When the mass streams include at least one fluid, that stream can be either laminar or turbulent; in many applications, turbulence needs to be avoided as it can lead to problems in either characterization of the mass streams or bulk fluid dynamical changes.

A further characteristic of direct contact processes is that the fluid streams must locally be at the same pressure. Many industrial direct contactors thus develop relative flows of the mass streams by imposing an external body force. The most common of these is the effect of gravity or centrifical forces on two fluids of different density, although electrical or magnetic fields can be imposed on some fluids to achieve the desired effect of relative fluid motion.

Direct contact heat transfer has received considerable attention since the 1970's, although the field lacks the maturity associated with other heat transfer. Specific reviews of direct contact heat transfer include those of Sideman (1966), Sideman and Moalem-Maron (1982), Jacobs (1988) and Jacobs (1995). Jacobs has defined direct-contact heat transfer as being associated with either continuous streams or dispersed phases. In the former, the heat transfer can be of steady-state while for the latter, the heat transfer is always transient when one considers the individual drops, bubbles or particles of which the dispersed phase may be composed. When one of the fluids is composed of a dispersed stream, the bulk flow may appear to be undergoing a steady-state energy transfer, as in the case of a spray column or a sieve tray column; however, the individual fluid elements are undergoing transient heating. It is thus necessary to carry out a combined Eulerian-Lagrangian analysis of the flow and heat transfer. It is this characteristic of direct-contact heat transfer that makes it more difficult to model than surface-type heat exchange. All of the difficulties of modeling multiphase flow are present, together with the complications of heat exchange, and define the interfacial phenomena. Nevertheless, the advantages of potentially much higher heat transfer rates, the ability to transfer the heat at much lower temperature differences between the streams and the potentially lower cost makes direct-contact heat transfer extremely attractive.

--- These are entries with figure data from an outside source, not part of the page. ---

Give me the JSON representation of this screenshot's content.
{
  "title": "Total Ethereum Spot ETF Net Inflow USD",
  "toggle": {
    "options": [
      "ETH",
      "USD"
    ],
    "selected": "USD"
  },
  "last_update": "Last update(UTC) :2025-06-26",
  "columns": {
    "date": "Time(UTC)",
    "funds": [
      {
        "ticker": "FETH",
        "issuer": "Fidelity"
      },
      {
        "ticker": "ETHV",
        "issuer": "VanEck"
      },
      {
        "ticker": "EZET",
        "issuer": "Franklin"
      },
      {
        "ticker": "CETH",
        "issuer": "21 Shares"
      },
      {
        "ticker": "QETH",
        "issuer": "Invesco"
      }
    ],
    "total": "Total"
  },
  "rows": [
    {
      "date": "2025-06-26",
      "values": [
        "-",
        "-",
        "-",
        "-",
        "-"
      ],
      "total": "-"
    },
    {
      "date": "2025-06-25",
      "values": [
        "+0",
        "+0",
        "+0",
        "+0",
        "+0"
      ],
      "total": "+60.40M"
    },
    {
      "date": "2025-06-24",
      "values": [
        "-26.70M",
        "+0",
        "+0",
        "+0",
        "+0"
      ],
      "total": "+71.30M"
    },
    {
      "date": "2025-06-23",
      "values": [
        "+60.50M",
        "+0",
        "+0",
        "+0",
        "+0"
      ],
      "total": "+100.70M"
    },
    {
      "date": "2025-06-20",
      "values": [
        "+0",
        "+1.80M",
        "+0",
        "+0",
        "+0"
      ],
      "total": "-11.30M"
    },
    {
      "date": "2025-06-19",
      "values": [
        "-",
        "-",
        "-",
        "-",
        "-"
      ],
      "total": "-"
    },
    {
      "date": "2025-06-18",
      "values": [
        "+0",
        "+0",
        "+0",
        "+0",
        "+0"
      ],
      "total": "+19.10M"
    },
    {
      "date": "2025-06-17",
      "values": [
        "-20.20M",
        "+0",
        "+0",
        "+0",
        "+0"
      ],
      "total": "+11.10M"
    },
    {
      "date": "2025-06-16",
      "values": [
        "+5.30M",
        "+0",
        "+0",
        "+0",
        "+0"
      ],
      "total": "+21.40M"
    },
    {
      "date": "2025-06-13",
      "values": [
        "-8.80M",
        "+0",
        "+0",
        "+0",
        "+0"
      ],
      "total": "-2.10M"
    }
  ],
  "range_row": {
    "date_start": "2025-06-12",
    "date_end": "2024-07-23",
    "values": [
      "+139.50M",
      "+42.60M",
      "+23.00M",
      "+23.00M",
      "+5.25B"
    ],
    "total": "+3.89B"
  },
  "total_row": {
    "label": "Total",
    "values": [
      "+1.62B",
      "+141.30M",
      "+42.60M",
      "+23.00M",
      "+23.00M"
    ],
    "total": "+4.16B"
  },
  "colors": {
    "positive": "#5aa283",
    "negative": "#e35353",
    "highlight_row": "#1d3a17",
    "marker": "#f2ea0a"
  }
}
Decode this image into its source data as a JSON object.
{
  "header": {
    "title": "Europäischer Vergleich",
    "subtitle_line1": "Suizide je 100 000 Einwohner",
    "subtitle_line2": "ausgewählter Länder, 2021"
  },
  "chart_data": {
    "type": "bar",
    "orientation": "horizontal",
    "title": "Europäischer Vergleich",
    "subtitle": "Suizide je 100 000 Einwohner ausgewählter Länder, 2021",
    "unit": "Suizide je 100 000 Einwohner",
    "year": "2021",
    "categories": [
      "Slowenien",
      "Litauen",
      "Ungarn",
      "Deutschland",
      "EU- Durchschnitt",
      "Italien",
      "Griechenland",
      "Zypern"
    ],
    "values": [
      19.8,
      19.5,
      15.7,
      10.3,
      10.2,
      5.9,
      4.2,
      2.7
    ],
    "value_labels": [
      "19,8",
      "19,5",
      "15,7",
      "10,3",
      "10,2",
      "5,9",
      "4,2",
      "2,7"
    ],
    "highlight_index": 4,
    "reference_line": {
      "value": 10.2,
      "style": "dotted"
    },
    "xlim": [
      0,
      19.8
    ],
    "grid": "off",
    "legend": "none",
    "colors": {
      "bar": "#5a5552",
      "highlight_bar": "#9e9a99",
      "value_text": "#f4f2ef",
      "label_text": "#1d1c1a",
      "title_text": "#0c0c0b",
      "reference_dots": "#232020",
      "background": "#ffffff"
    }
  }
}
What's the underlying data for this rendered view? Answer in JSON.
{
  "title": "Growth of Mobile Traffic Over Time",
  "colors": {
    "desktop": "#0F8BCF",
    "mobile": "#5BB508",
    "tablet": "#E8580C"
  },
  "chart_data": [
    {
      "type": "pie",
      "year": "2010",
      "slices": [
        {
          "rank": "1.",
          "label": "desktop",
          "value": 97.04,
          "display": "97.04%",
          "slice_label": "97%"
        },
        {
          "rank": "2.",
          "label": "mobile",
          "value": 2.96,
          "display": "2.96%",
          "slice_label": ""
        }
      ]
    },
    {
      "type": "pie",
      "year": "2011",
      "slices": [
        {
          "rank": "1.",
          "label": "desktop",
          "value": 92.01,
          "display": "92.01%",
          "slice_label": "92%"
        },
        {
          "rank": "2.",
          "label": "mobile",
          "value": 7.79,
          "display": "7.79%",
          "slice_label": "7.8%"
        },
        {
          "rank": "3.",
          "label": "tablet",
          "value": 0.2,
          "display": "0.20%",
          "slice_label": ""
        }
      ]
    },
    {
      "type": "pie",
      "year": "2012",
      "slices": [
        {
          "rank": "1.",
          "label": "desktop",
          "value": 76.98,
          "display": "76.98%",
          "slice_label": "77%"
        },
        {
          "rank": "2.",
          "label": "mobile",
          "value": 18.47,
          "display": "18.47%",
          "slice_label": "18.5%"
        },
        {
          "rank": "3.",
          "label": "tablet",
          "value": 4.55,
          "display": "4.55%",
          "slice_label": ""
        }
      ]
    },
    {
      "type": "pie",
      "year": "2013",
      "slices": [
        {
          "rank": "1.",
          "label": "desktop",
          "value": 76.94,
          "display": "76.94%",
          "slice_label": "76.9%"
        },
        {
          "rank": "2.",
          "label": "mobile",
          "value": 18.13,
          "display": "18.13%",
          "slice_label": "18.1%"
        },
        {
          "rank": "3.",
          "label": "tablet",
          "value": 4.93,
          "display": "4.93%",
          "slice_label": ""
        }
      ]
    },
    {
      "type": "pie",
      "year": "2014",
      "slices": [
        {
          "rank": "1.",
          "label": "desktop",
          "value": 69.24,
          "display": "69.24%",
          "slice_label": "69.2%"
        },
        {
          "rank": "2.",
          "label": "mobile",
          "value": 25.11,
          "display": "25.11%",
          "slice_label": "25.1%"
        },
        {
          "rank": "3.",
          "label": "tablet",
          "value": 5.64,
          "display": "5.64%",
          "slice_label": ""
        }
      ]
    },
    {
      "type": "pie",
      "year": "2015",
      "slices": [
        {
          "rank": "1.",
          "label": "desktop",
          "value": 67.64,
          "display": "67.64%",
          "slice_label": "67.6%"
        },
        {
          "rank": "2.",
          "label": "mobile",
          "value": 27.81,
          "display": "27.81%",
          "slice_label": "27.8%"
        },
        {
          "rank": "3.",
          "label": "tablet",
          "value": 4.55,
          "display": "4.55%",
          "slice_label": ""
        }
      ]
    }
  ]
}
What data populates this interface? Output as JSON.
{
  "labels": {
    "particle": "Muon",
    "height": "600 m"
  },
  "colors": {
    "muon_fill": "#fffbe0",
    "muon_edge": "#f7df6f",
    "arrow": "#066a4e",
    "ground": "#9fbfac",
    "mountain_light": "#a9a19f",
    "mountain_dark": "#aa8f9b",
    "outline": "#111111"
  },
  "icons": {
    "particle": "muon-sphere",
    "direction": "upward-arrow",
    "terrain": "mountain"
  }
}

To learn more about direct contact heat transfer, refer to the literature reviews cited above and to the articles on Direct Contact Heat Exchangers, Dryers, Cooling Towers, Condensers, Quenchers, Multiphase Flow, etc.


Sideman, S. (1966) Direct Contact Heat Exchange Between Immiscible Liquids, Advances in Heat Transfer. Academic Press, New York, NY, 207-286.

Sideman, S. and Moalem-Maron, D. (1982) Direct Contact Condensation, Advances in Heat Transfer, Academic Press, New York, NY, 228-276.

Jacobs, H. R. (1988) Direct Contact Heat Transfer for Process Technologies, ASME Journal of Heat Transfer. Vol. 110, 1259-1270.

Jacobs, H. R. (1995) Direct Contact Heat Transfer. To be published in the Heat Exchanger Design Handbook (HEDH) Update, Begell Press.